Cremation is a relatively new way to dispose bodies, as it dates back to 20,000 years ago, according to archaeological records.
The first to advocate for the use of cremation was the physician Sir Thomas Browne in 1658.
Honoretta Brooks Pratt became the first recorded cremated European individual in modern time, when she died on 26 September 1769 and was illegally cremated at the burial ground on Hanover Square in London.
Cremation has also been notably used during wars. During World War II (1939–45) Nazi Germany used specially built furnaces in at least six extermination camps throughout occupied Poland including at Auschwitz-Birkenau, Che?mno, Belzec, Majdanek, Sobibor and Treblinka, where the bodies of those murdered by gassing were disposed of using incinerators.
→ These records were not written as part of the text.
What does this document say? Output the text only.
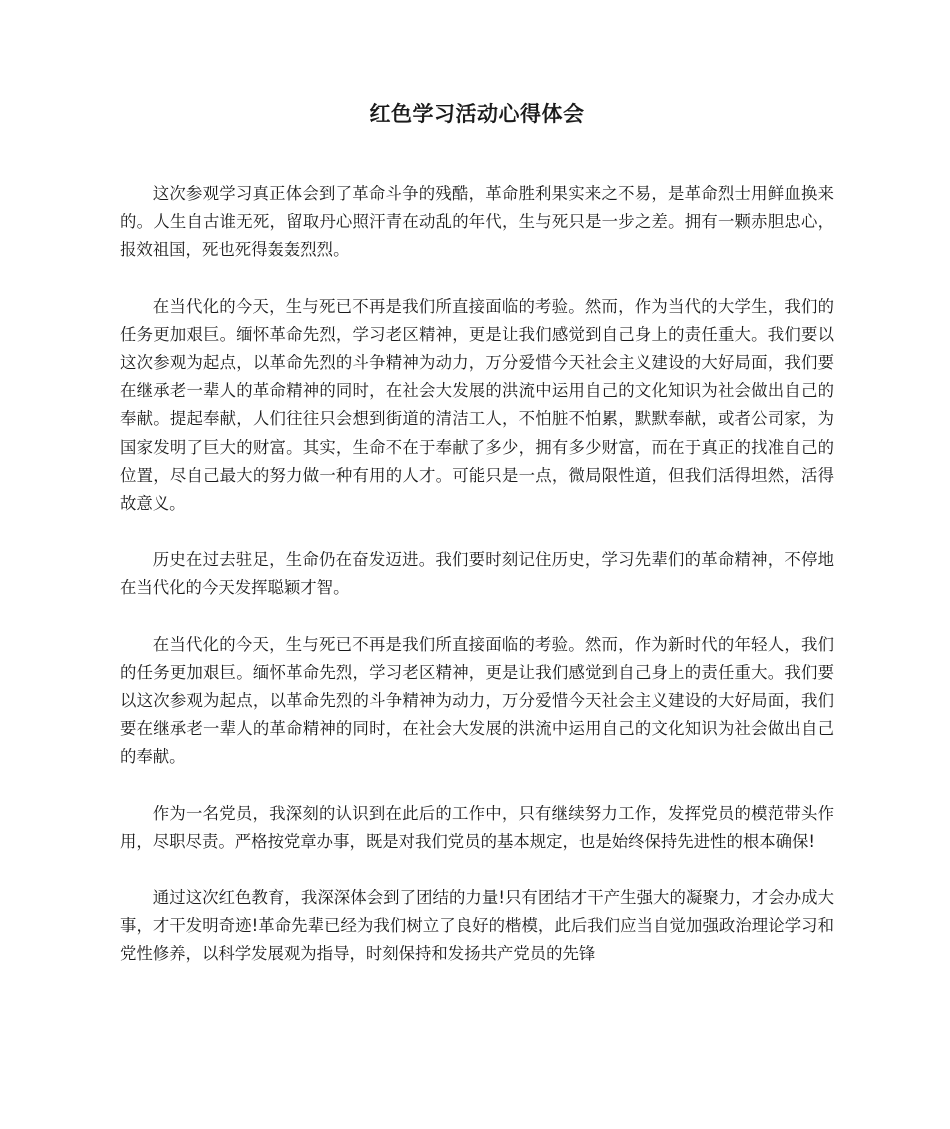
红色学习活动心得体会

这次参观学习真正体会到了革命斗争的残酷，革命胜利果实来之不易，是革命烈士用鲜血换来的。人生自古谁无死，留取丹心照汗青在动乱的年代，生与死只是一步之差。拥有一颗赤胆忠心，报效祖国，死也死得轰轰烈烈。

在当代化的今天，生与死已不再是我们所直接面临的考验。然而，作为当代的大学生，我们的任务更加艰巨。缅怀革命先烈，学习老区精神，更是让我们感觉到自己身上的责任重大。我们要以这次参观为起点，以革命先烈的斗争精神为动力，万分爱惜今天社会主义建设的大好局面，我们要在继承老一辈人的革命精神的同时，在社会大发展的洪流中运用自己的文化知识为社会做出自己的奉献。提起奉献，人们往往只会想到街道的清洁工人，不怕脏不怕累，默默奉献，或者公司家，为国家发明了巨大的财富。其实，生命不在于奉献了多少，拥有多少财富，而在于真正的找准自己的位置，尽自己最大的努力做一种有用的人才。可能只是一点，微局限性道，但我们活得坦然，活得故意义。

历史在过去驻足，生命仍在奋发迈进。我们要时刻记住历史，学习先辈们的革命精神，不停地在当代化的今天发挥聪颖才智。

在当代化的今天，生与死已不再是我们所直接面临的考验。然而，作为新时代的年轻人，我们的任务更加艰巨。缅怀革命先烈，学习老区精神，更是让我们感觉到自己身上的责任重大。我们要以这次参观为起点，以革命先烈的斗争精神为动力，万分爱惜今天社会主义建设的大好局面，我们要在继承老一辈人的革命精神的同时，在社会大发展的洪流中运用自己的文化知识为社会做出自己的奉献。

作为一名党员，我深刻的认识到在此后的工作中，只有继续努力工作，发挥党员的模范带头作用，尽职尽责。严格按党章办事，既是对我们党员的基本规定，也是始终保持先进性的根本确保!

通过这次红色教育，我深深体会到了团结的力量!只有团结才干产生强大的凝聚力，才会办成大事，才干发明奇迹!革命先辈已经为我们树立了良好的楷模，此后我们应当自觉加强政治理论学习和党性修养，以科学发展观为指导，时刻保持和发扬共产党员的先锋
The efficiency of industrialised killing of Operation Reinhard during the most deadly phase of the Holocaust produced too many corpses, therefore the crematoria manufactured to SS specifications were put into use in all of them to handle the disposals around the clock, day and night.
University of Nairobi sociologist, Professor Gakuru, however, argues that African culture, customs and traditions hinder cremation from becoming widespread.
“Africans feel there is a way the human body must be treated and cremation is taken to literally mean burning,” he says.